Meinen Bedürfnissen entsprechend stellt dies die perfekte Balance von Nähe und Distanz sowie von eigenem und Zusammenleben dar. Eine Balance, die für mich (u. a. auf Basis früherer Erfahrungen) in einer gemeinsamen Wohnung nicht realisierbar ist, denn manchmal ist z. B. eine Tür hinter sich schließen oder mal einen Spaziergang machen nicht genug. Außerdem habe ich auch das Gefühl, dass ich dazu neige in einer Wohnsituation zu zweit, mich und meine eigenen Bedürfnisse hintenanzustellen und ich lehne mich nun mal weit aus dem Fenster, wenn ich sage: Das geht wohl vielen so und ist bis zu einem gewissen Grad eben auch notwendig, um ein harmonisches Zusammenleben zu kreieren. Aber trotzdem ist da wieder dieses „soziale Muss“, das ich einfach in meiner Beziehung wie auch in meinem Leben generell nicht haben möchte.

Warum erzähle ich euch das alles? Warum plaudere ich hier so ungewöhnlich intensiv aus meinem Beziehungsnähkästchen?

Das hat mehrere Gründe. U. a. betrifft es aber vor allem die Selbstverständlichkeit, mit der viele davon ausgegangen sind, dass mein Partner und ich nun zusammenziehen. Das hat mich doch recht stutzig und auch ein bisschen wütend gemacht. Ja, mein Freund und ich sind zwei Individuen, die sich mögen – und das auch schon über einen längeren Zeitraum.
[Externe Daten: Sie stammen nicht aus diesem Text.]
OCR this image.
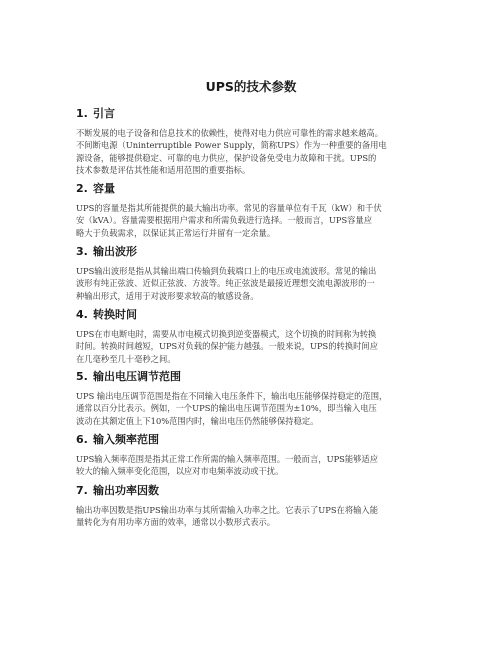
UPS的技术参数
1. 引言

不断发展的电子设备和信息技术的依赖性，使得对电力供应可靠性的需求越来越高。

不间断电源（Uninterruptible Power Supply，简称UPS）作为一种重要的备用电

源设备，能够提供稳定、可靠的电力供应，保护设备免受电力故障和干扰。UPS的

技术参数是评估其性能和适用范围的重要指标。

2. 容量

UPS的容量是指其所能提供的最大输出功率。常见的容量单位有千瓦（kW）和千伏

安（kVA）。容量需要根据用户需求和所需负载进行选择。一般而言，UPS容量应

略大于负载需求，以保证其正常运行并留有一定余量。

3. 输出波形

UPS输出波形是指从其输出端口传输到负载端口上的电压或电流波形。常见的输出

波形有纯正弦波、近似正弦波、方波等。纯正弦波是最接近理想交流电源波形的一

种输出形式，适用于对波形要求较高的敏感设备。

4. 转换时间

UPS在市电断电时，需要从市电模式切换到逆变器模式，这个切换的时间称为转换

时间。转换时间越短，UPS对负载的保护能力越强。一般来说，UPS的转换时间应

在几毫秒至几十毫秒之间。

5. 输出电压调节范围

UPS 输出电压调节范围是指在不同输入电压条件下，输出电压能够保持稳定的范围，

通常以百分比表示。例如，一个UPS的输出电压调节范围为±10%，即当输入电压

波动在其额定值上下10%范围内时，输出电压仍然能够保持稳定。

6. 输入频率范围

UPS输入频率范围是指其正常工作所需的输入频率范围。一般而言，UPS能够适应

较大的输入频率变化范围，以应对市电频率波动或干扰。

7. 输出功率因数

输出功率因数是指UPS输出功率与其所需输入功率之比。它表示了UPS在将输入能

量转化为有用功率方面的效率，通常以小数形式表示。
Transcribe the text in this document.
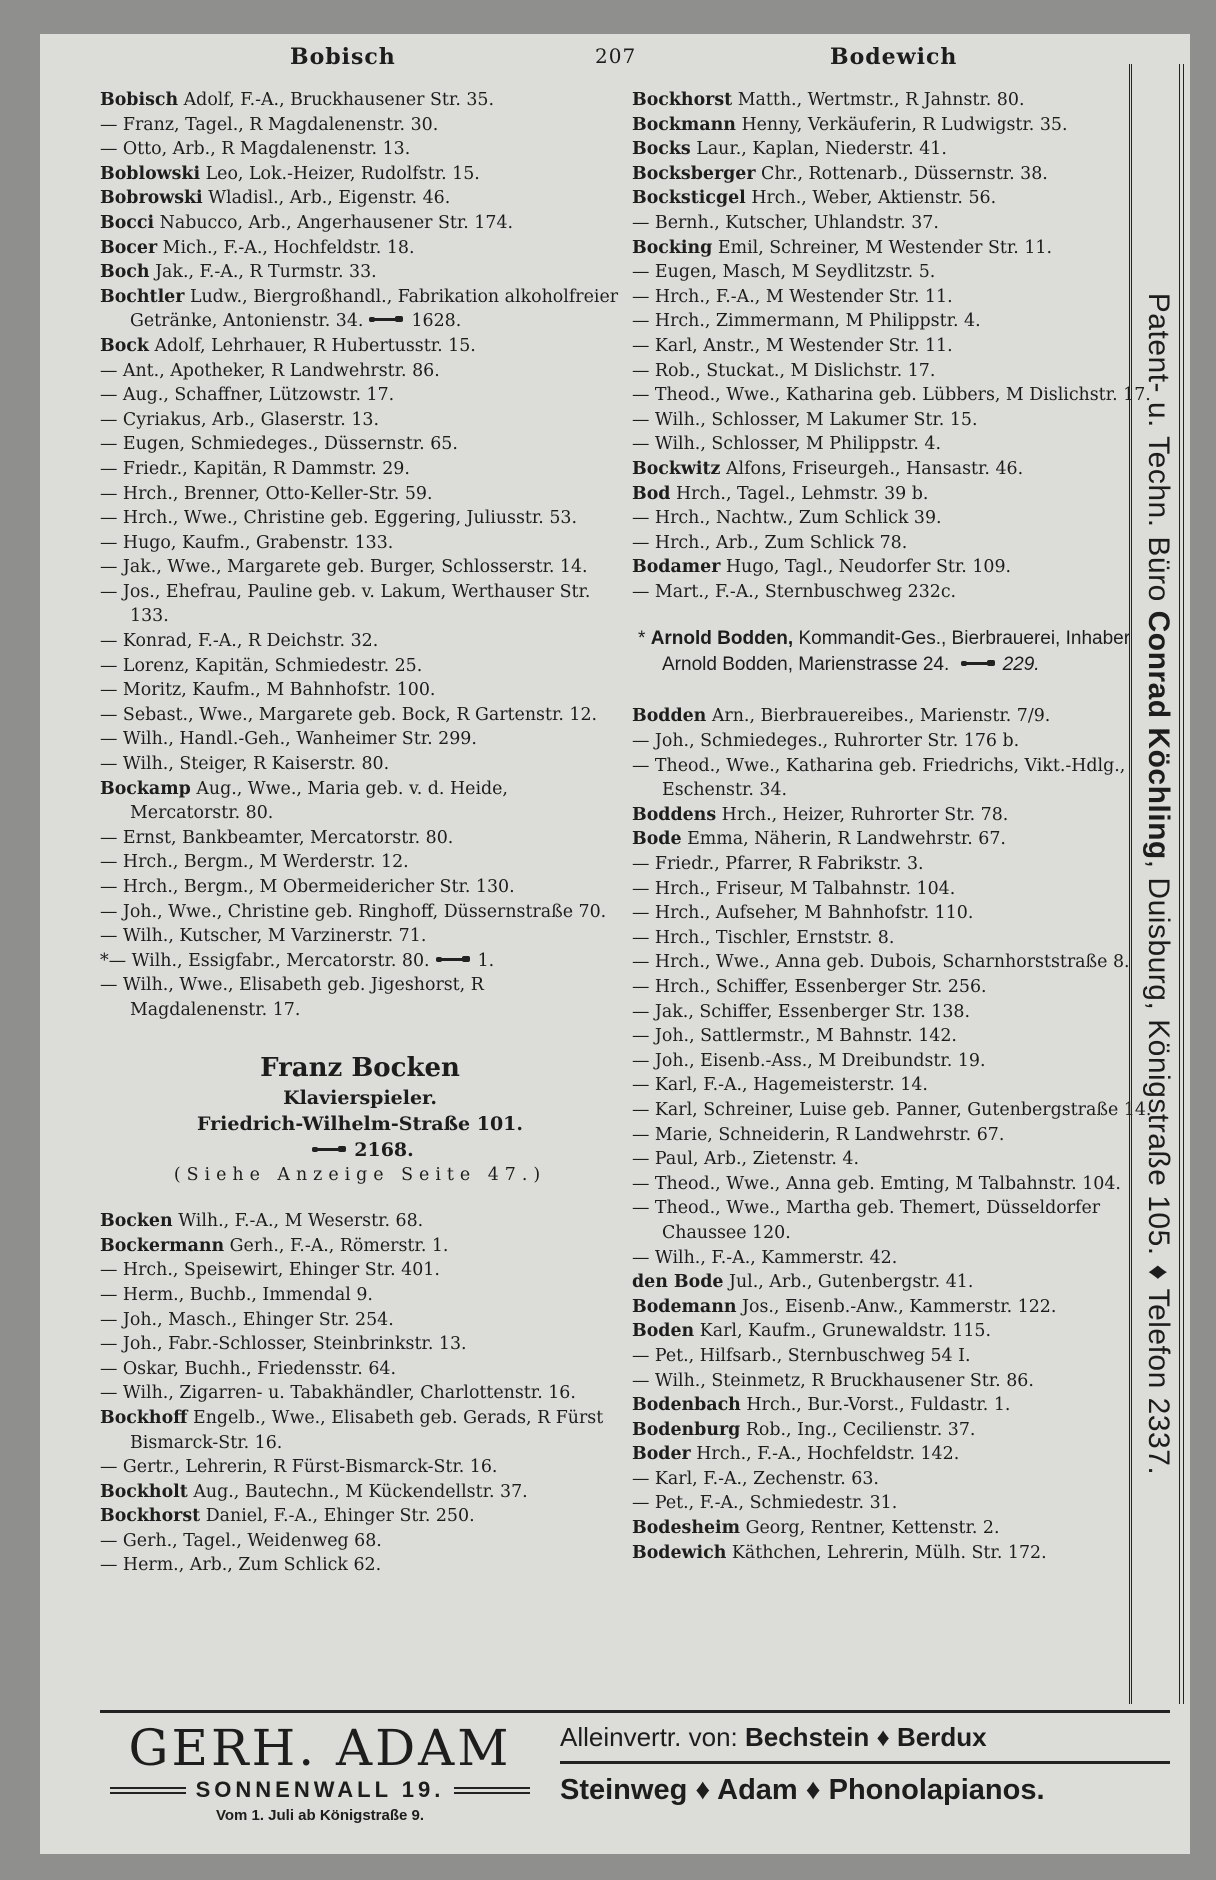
Bobisch	207	Bodewich
Bobisch Adolf, F.-A., Bruckhausener Str. 35.
— Franz, Tagel., R Magdalenenstr. 30.
— Otto, Arb., R Magdalenenstr. 13.
Boblowski Leo, Lok.-Heizer, Rudolfstr. 15.
Bobrowski Wladisl., Arb., Eigenstr. 46.
Bocci Nabucco, Arb., Angerhausener Str. 174.
Bocer Mich., F.-A., Hochfeldstr. 18.
Boch Jak., F.-A., R Turmstr. 33.
Bochtler Ludw., Biergroßhandl., Fabrikation alkoholfreier Getränke, Antonienstr. 34.	1628.
Bock Adolf, Lehrhauer, R Hubertusstr. 15.
— Ant., Apotheker, R Landwehrstr. 86.
— Aug., Schaffner, Lützowstr. 17.
— Cyriakus, Arb., Glaserstr. 13.
— Eugen, Schmiedeges., Düssernstr. 65.
— Friedr., Kapitän, R Dammstr. 29.
— Hrch., Brenner, Otto-Keller-Str. 59.
— Hrch., Wwe., Christine geb. Eggering, Juliusstr. 53.
— Hugo, Kaufm., Grabenstr. 133.
— Jak., Wwe., Margarete geb. Burger, Schlosserstr. 14.
— Jos., Ehefrau, Pauline geb. v. Lakum, Werthauser Str. 133.
— Konrad, F.-A., R Deichstr. 32.
— Lorenz, Kapitän, Schmiedestr. 25.
— Moritz, Kaufm., M Bahnhofstr. 100.
— Sebast., Wwe., Margarete geb. Bock, R Gartenstr. 12.
— Wilh., Handl.-Geh., Wanheimer Str. 299.
— Wilh., Steiger, R Kaiserstr. 80.
Bockamp Aug., Wwe., Maria geb. v. d. Heide, Mercatorstr. 80.
— Ernst, Bankbeamter, Mercatorstr. 80.
— Hrch., Bergm., M Werderstr. 12.
— Hrch., Bergm., M Obermeidericher Str. 130.
— Joh., Wwe., Christine geb. Ringhoff, Düssernstraße 70.
— Wilh., Kutscher, M Varzinerstr. 71.
*— Wilh., Essigfabr., Mercatorstr. 80.	1.
— Wilh., Wwe., Elisabeth geb. Jigeshorst, R Magdalenenstr. 17.
Franz Bocken
Klavierspieler.
Friedrich-Wilhelm-Straße 101.
2168.
(Siehe Anzeige Seite 47.)
Bocken Wilh., F.-A., M Weserstr. 68.
Bockermann Gerh., F.-A., Römerstr. 1.
— Hrch., Speisewirt, Ehinger Str. 401.
— Herm., Buchb., Immendal 9.
— Joh., Masch., Ehinger Str. 254.
— Joh., Fabr.-Schlosser, Steinbrinkstr. 13.
— Oskar, Buchh., Friedensstr. 64.
— Wilh., Zigarren- u. Tabakhändler, Charlottenstr. 16.
Bockhoff Engelb., Wwe., Elisabeth geb. Gerads, R Fürst Bismarck-Str. 16.
— Gertr., Lehrerin, R Fürst-Bismarck-Str. 16.
Bockholt Aug., Bautechn., M Kückendellstr. 37.
Bockhorst Daniel, F.-A., Ehinger Str. 250.
— Gerh., Tagel., Weidenweg 68.
— Herm., Arb., Zum Schlick 62.
Bockhorst Matth., Wertmstr., R Jahnstr. 80.
Bockmann Henny, Verkäuferin, R Ludwigstr. 35.
Bocks Laur., Kaplan, Niederstr. 41.
Bocksberger Chr., Rottenarb., Düssernstr. 38.
Bocksticgel Hrch., Weber, Aktienstr. 56.
— Bernh., Kutscher, Uhlandstr. 37.
Bocking Emil, Schreiner, M Westender Str. 11.
— Eugen, Masch, M Seydlitzstr. 5.
— Hrch., F.-A., M Westender Str. 11.
— Hrch., Zimmermann, M Philippstr. 4.
— Karl, Anstr., M Westender Str. 11.
— Rob., Stuckat., M Dislichstr. 17.
— Theod., Wwe., Katharina geb. Lübbers, M Dislichstr. 17.
— Wilh., Schlosser, M Lakumer Str. 15.
— Wilh., Schlosser, M Philippstr. 4.
Bockwitz Alfons, Friseurgeh., Hansastr. 46.
Bod Hrch., Tagel., Lehmstr. 39 b.
— Hrch., Nachtw., Zum Schlick 39.
— Hrch., Arb., Zum Schlick 78.
Bodamer Hugo, Tagl., Neudorfer Str. 109.
— Mart., F.-A., Sternbuschweg 232c.
* Arnold Bodden, Kommandit-Ges., Bierbrauerei, Inhaber Arnold Bodden, Marienstrasse 24.	229.
Bodden Arn., Bierbrauereibes., Marienstr. 7/9.
— Joh., Schmiedeges., Ruhrorter Str. 176 b.
— Theod., Wwe., Katharina geb. Friedrichs, Vikt.-Hdlg., Eschenstr. 34.
Boddens Hrch., Heizer, Ruhrorter Str. 78.
Bode Emma, Näherin, R Landwehrstr. 67.
— Friedr., Pfarrer, R Fabrikstr. 3.
— Hrch., Friseur, M Talbahnstr. 104.
— Hrch., Aufseher, M Bahnhofstr. 110.
— Hrch., Tischler, Ernststr. 8.
— Hrch., Wwe., Anna geb. Dubois, Scharnhorststraße 8.
— Hrch., Schiffer, Essenberger Str. 256.
— Jak., Schiffer, Essenberger Str. 138.
— Joh., Sattlermstr., M Bahnstr. 142.
— Joh., Eisenb.-Ass., M Dreibundstr. 19.
— Karl, F.-A., Hagemeisterstr. 14.
— Karl, Schreiner, Luise geb. Panner, Gutenbergstraße 14.
— Marie, Schneiderin, R Landwehrstr. 67.
— Paul, Arb., Zietenstr. 4.
— Theod., Wwe., Anna geb. Emting, M Talbahnstr. 104.
— Theod., Wwe., Martha geb. Themert, Düsseldorfer Chaussee 120.
— Wilh., F.-A., Kammerstr. 42.
den Bode Jul., Arb., Gutenbergstr. 41.
Bodemann Jos., Eisenb.-Anw., Kammerstr. 122.
Boden Karl, Kaufm., Grunewaldstr. 115.
— Pet., Hilfsarb., Sternbuschweg 54 I.
— Wilh., Steinmetz, R Bruckhausener Str. 86.
Bodenbach Hrch., Bur.-Vorst., Fuldastr. 1.
Bodenburg Rob., Ing., Cecilienstr. 37.
Boder Hrch., F.-A., Hochfeldstr. 142.
— Karl, F.-A., Zechenstr. 63.
— Pet., F.-A., Schmiedestr. 31.
Bodesheim Georg, Rentner, Kettenstr. 2.
Bodewich Käthchen, Lehrerin, Mülh. Str. 172.
Patent- u. Techn. Büro Conrad Köchling, Duisburg, Königstraße 105. ♦ Telefon 2337.
GERH. ADAM
SONNENWALL 19.
Vom 1. Juli ab Königstraße 9.
Alleinvertr. von: Bechstein ♦ Berdux
Steinweg ♦ Adam ♦ Phonolapianos.
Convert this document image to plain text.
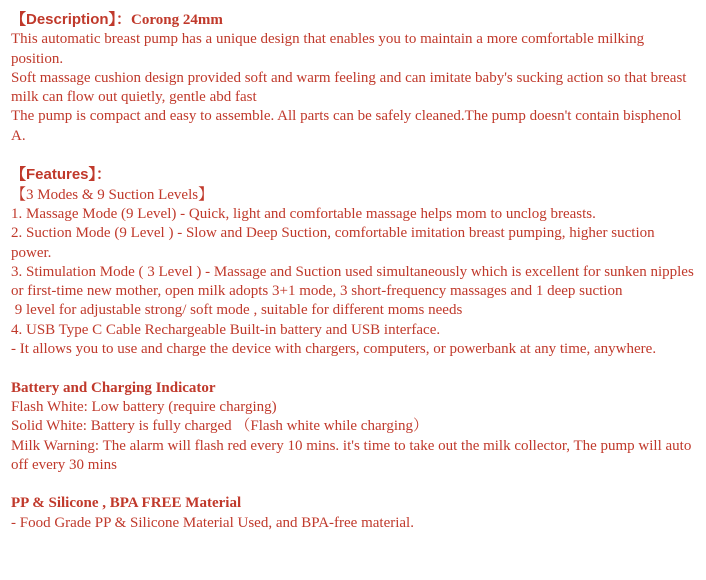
【Description】：Corong 24mm
This automatic breast pump has a unique design that enables you to maintain a more comfortable milking position.
Soft massage cushion design provided soft and warm feeling and can imitate baby's sucking action so that breast milk can flow out quietly, gentle abd fast
The pump is compact and easy to assemble. All parts can be safely cleaned.The pump doesn't contain bisphenol A.
【Features】：
【3 Modes & 9 Suction Levels】
1. Massage Mode (9 Level) - Quick, light and comfortable massage helps mom to unclog breasts.
2. Suction Mode (9 Level ) - Slow and Deep Suction, comfortable imitation breast pumping, higher suction power.
3. Stimulation Mode ( 3 Level ) - Massage and Suction used simultaneously which is excellent for sunken nipples or first-time new mother, open milk adopts 3+1 mode, 3 short-frequency massages and 1 deep suction
9 level for adjustable strong/ soft mode , suitable for different moms needs
4. USB Type C Cable Rechargeable Built-in battery and USB interface.
- It allows you to use and charge the device with chargers, computers, or powerbank at any time, anywhere.
Battery and Charging Indicator
Flash White: Low battery (require charging)
Solid White: Battery is fully charged （Flash white while charging）
Milk Warning: The alarm will flash red every 10 mins. it's time to take out the milk collector, The pump will auto off every 30 mins
PP & Silicone , BPA FREE Material
- Food Grade PP & Silicone Material Used, and BPA-free material.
Wir verbringen auch sehr gerne die Wochenenden miteinander und genießen die Zeit zu zweit, aber wären wir nicht in einer romantischen Beziehung, hätte niemand gefragt, ob wir zusammenziehen oder wäre sogar direkt davon ausgegangen. Für mich war jene Reaktion wieder ein Beweis dafür, dass in unserer Gesellschaft noch sehr steife und auch sehr alternativlose Bilder von einer romantischen Beziehung existieren. Und dieses „Idealbild“ macht auch vor so – für mich unwichtigen und überhaupt nicht eine Beziehung definierenden – Aspekten wie der Wohnsituation eines Pärchens nicht Halt. Mir wurde hier ein Konzept übergestülpt, das einfach für mich nicht passt und das ebenfalls auch jegliche anderen, äußeren Umstände einfach ignoriert; bin ich doch aufgrund einer beruflichen Veränderung nach Aachen gezogen und nicht primär wegen meines Partners. Dementsprechend gibt es eigentlich also keinen offensichtlichen Grund, warum nicht erstmal davon ausgegangen werden sollte, dass ich an meiner Wohnsituation etwas ändere. Aber nun gut, gesellschaftliche Klischees sind eben hartnäckiger als Rotweinflecken auf einem weißen Teppich.

Und genau deshalb möchte ich einfach auch ein bisschen mit an diesem Fleck schrubben und in die Welt tragen, dass nicht jede Beziehung zwangsläufig auf eine gemeinsame Wohnung als #couplegoal hinauslaufen muss, sondern eben auch funktionieren kann und vielleicht genau dadurch funktioniert, dass jeder noch seine eigenen Vierwände besitzt. Darüber hinaus finde ich es auch wichtig, klarzustellen, dass die Wohnsituation keinen Aufschluss über die Qualität einer Beziehung gibt. So haben Pärchen, die nicht zusammenleben, nicht direkt eine weniger liebevolle oder innige Beziehung zueinander. Ich z. B. genieße es durchaus, auch mal unter der Woche meinen Partner zu vermissen und freue mich deshalb umso mehr ihn dann am Wochenende zu sehen. Für mich gibt das unserer Beziehung neben der Tatsache, dass jeder noch sein „eigenes Leben“ hat, einfach noch eine zusätzliche Ebene, die einem in einer gemeinsamen Wohnung vielleicht schneller verlorengehen kann. Deshalb ist dies für mich das richtige Konzept und vielleicht gewöhnt sich die Gesellschaft auch irgendwann daran, dass anzuerkennen.